When will they learn to touch wood or to turn the whole chair or couch round three times, with themselves, as do their Christian and more civilized brethren!
“Thou dost worry overmuch, woman, about this white girl. She is but a fly to be blown from the rim of thy cup of happiness and good fortune. A word to thy slave and he pinches the fly between his thumb and finger.”
He illustrated his words, his splendid teeth flashing as he laughed, then ducked his handsome head so as to avoid the back-hander dealt him by the woman he worshipped.
“Thou fool!” she replied shortly. “Where findest thou the sense to drink when thou art thirsty or to eat when thou art empty? Have I not told thee that the white man believes the white woman to be dead, yea, buried in the sands, as she would verily have been buried this night if the thrice accursed blind one had not yet again crossed my path. If the white man who has, through the accursed foolishness of my tongue, been told that the girl is dead, speaks with one who tells him that she is alive, what then? Thou dullard! Canst thou not see a glimmer of light? Behold, art thou blinder than the blind one, thou imbecile offspring of foolish parents!” She got up and crossed to the door, from which nothing could be seen but the stars above great walls of rock, whilst the Nubian rose and followed her noiselessly.
Standing close to her, girt in his loin cloth, he towered above her. He bent his head so that the scented curls touched his lips, and gently stroked the silken wrapper with his slender fingers, whilst his heart almost broke in the love he had for her.

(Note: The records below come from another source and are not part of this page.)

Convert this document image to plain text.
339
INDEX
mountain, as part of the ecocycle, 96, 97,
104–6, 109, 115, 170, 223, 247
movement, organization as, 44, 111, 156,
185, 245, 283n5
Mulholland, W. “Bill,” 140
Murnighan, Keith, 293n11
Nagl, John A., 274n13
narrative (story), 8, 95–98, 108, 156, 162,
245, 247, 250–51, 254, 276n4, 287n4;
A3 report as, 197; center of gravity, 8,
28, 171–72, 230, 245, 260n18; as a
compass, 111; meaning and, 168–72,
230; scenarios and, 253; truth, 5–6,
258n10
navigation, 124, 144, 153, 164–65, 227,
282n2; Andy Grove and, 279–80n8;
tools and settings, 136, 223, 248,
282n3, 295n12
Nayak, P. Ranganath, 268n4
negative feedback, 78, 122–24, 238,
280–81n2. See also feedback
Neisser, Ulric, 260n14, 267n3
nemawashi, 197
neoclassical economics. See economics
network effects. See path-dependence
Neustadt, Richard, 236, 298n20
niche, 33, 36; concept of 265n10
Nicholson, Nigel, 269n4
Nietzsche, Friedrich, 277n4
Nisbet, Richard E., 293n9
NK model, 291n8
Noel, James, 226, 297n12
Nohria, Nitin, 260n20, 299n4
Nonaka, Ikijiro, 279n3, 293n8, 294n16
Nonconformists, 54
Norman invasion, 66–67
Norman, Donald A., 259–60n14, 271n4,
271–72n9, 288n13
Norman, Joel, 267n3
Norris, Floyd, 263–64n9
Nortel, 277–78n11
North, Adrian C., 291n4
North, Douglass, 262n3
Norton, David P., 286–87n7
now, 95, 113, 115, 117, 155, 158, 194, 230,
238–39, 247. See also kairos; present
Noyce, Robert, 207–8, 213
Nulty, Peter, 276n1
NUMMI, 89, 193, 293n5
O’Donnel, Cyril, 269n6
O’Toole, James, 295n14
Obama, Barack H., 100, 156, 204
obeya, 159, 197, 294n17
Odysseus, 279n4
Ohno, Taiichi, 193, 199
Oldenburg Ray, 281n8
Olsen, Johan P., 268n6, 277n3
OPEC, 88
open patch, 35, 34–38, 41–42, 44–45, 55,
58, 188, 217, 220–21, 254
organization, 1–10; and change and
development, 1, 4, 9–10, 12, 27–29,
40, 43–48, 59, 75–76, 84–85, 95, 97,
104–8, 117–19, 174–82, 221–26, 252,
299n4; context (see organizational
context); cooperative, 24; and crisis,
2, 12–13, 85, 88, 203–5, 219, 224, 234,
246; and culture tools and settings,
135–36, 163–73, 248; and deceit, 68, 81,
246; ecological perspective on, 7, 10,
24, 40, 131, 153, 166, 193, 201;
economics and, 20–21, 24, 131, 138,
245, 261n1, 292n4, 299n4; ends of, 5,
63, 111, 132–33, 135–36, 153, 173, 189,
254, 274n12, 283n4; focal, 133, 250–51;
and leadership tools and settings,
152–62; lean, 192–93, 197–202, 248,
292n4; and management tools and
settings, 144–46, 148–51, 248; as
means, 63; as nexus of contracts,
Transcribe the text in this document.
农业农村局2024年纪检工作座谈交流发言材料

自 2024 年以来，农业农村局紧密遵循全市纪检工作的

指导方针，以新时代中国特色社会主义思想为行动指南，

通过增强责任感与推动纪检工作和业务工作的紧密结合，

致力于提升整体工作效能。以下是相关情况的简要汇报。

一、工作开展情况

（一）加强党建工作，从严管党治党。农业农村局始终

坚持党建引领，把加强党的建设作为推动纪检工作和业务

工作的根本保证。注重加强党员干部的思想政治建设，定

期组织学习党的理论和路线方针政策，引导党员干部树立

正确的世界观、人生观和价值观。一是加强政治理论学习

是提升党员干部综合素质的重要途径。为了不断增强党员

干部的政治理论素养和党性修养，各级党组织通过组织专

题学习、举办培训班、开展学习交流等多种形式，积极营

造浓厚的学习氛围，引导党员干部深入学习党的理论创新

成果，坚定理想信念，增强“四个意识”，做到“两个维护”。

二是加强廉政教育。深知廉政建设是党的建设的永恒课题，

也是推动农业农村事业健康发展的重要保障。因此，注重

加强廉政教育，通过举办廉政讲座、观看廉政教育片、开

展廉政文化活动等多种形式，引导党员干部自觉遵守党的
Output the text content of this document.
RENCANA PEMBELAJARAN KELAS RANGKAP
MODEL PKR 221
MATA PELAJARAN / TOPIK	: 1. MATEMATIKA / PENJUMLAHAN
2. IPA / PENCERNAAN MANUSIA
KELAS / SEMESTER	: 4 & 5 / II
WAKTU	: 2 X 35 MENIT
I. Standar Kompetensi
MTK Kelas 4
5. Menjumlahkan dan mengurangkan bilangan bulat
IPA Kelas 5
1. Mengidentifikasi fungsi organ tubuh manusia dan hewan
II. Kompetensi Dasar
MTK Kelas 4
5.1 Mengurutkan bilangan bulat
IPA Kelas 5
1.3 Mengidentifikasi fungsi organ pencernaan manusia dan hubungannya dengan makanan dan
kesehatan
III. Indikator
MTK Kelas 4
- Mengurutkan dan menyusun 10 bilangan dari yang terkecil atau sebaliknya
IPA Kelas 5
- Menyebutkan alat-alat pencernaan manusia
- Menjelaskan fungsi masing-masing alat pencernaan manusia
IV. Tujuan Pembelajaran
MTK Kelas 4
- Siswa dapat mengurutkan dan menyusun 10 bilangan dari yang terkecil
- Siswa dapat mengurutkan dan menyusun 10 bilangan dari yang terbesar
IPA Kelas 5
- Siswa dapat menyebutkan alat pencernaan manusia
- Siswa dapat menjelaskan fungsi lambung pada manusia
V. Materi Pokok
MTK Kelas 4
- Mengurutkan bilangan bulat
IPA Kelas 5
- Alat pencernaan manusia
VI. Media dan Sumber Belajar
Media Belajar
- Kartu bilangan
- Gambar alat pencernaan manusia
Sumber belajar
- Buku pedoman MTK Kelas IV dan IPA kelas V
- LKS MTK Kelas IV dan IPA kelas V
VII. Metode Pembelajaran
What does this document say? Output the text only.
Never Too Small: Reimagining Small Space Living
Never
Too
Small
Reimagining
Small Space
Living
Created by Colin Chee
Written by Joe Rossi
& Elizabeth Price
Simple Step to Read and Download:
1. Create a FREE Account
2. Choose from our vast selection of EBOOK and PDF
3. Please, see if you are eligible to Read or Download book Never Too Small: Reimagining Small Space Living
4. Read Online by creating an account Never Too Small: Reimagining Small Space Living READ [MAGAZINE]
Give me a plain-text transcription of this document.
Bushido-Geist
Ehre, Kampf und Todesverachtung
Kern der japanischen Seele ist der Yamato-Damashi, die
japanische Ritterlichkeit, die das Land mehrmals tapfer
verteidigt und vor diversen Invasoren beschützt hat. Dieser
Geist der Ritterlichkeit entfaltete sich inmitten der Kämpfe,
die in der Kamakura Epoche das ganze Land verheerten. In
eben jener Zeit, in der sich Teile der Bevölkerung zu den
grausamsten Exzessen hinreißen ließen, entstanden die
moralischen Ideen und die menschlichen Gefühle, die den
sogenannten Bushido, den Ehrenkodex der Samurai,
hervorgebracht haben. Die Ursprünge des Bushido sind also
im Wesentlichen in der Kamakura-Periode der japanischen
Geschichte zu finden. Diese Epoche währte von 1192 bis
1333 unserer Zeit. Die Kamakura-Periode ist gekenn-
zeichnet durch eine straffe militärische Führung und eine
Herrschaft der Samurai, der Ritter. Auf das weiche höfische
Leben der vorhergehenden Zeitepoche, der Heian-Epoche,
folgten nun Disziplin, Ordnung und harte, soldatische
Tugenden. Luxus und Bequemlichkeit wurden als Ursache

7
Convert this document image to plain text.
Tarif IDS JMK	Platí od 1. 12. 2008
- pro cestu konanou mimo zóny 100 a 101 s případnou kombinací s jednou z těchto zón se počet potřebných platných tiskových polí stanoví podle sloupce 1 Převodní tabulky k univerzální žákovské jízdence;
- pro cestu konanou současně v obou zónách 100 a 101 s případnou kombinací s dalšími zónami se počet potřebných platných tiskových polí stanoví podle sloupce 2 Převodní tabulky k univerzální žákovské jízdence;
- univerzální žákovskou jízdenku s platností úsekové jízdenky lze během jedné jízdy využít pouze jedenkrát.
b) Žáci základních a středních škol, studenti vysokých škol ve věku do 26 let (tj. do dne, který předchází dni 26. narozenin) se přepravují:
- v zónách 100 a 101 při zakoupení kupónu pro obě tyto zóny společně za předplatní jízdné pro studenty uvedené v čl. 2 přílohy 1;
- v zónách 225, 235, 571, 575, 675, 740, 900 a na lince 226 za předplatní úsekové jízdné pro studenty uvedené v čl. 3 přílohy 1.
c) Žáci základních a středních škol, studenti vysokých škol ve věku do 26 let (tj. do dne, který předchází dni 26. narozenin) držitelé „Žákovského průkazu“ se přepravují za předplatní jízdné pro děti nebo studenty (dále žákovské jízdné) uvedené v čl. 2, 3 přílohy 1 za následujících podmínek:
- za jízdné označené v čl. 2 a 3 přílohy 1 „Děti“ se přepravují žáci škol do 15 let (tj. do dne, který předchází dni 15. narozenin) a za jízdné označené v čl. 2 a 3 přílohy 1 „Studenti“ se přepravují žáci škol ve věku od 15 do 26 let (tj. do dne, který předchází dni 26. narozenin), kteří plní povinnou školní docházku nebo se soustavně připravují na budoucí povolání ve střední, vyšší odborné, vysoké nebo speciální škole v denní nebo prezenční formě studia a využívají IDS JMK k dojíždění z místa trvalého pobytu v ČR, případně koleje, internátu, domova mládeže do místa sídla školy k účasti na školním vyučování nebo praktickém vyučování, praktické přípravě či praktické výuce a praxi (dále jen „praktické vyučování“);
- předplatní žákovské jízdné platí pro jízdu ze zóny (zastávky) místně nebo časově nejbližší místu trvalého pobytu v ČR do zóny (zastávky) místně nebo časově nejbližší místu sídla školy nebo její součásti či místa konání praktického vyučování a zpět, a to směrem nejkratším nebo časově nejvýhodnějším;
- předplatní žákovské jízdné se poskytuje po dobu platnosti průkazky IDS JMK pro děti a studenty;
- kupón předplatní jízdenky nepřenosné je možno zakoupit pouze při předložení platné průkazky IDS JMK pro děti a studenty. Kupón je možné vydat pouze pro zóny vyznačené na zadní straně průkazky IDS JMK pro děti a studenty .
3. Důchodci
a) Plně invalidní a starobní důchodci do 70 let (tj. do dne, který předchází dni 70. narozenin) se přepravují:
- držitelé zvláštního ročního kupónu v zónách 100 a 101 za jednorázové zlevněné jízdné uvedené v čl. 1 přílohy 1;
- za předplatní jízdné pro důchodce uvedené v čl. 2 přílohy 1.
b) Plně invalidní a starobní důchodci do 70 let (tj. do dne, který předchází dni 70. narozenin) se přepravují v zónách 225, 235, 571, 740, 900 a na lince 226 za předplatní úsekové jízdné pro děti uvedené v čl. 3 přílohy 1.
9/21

He would have starved for her, endured torture for her, died for her; he was her rightful mate; she was his woman out of all the world; yet she hankered for the grapes which hung well beyond the reach of her crossbred hands, and he forgot his manhood in the fear of losing the little—which was yet so much—she gave him. He worked so hard to gain the barest word of gratitude; he found such joy in lying across the threshold o’ nights to keep her safe; he suffered such hell through jealousy; yet in his loyalty, in his desire to bring her happiness, he had not once thought of removing the white man from his own path. The white woman, yea, why not? What difference would one soulless woman more or less make in this world already overstocked with soulless women? Once she was removed and the woman of his heart’s desire married to the man she loved—and did Allah in His wisdom ever know of such a tangle—then he would ride out into the desert and die, or, better still, become chief of a band with which to harry the white man when he ventured across the quicksands.
Primitive reasoning, but not too bad for one who could neither read nor write, and whose idea of God was a vasty, corporeal deity who offered sweetmeats with one hand and struck one for taking them with the other.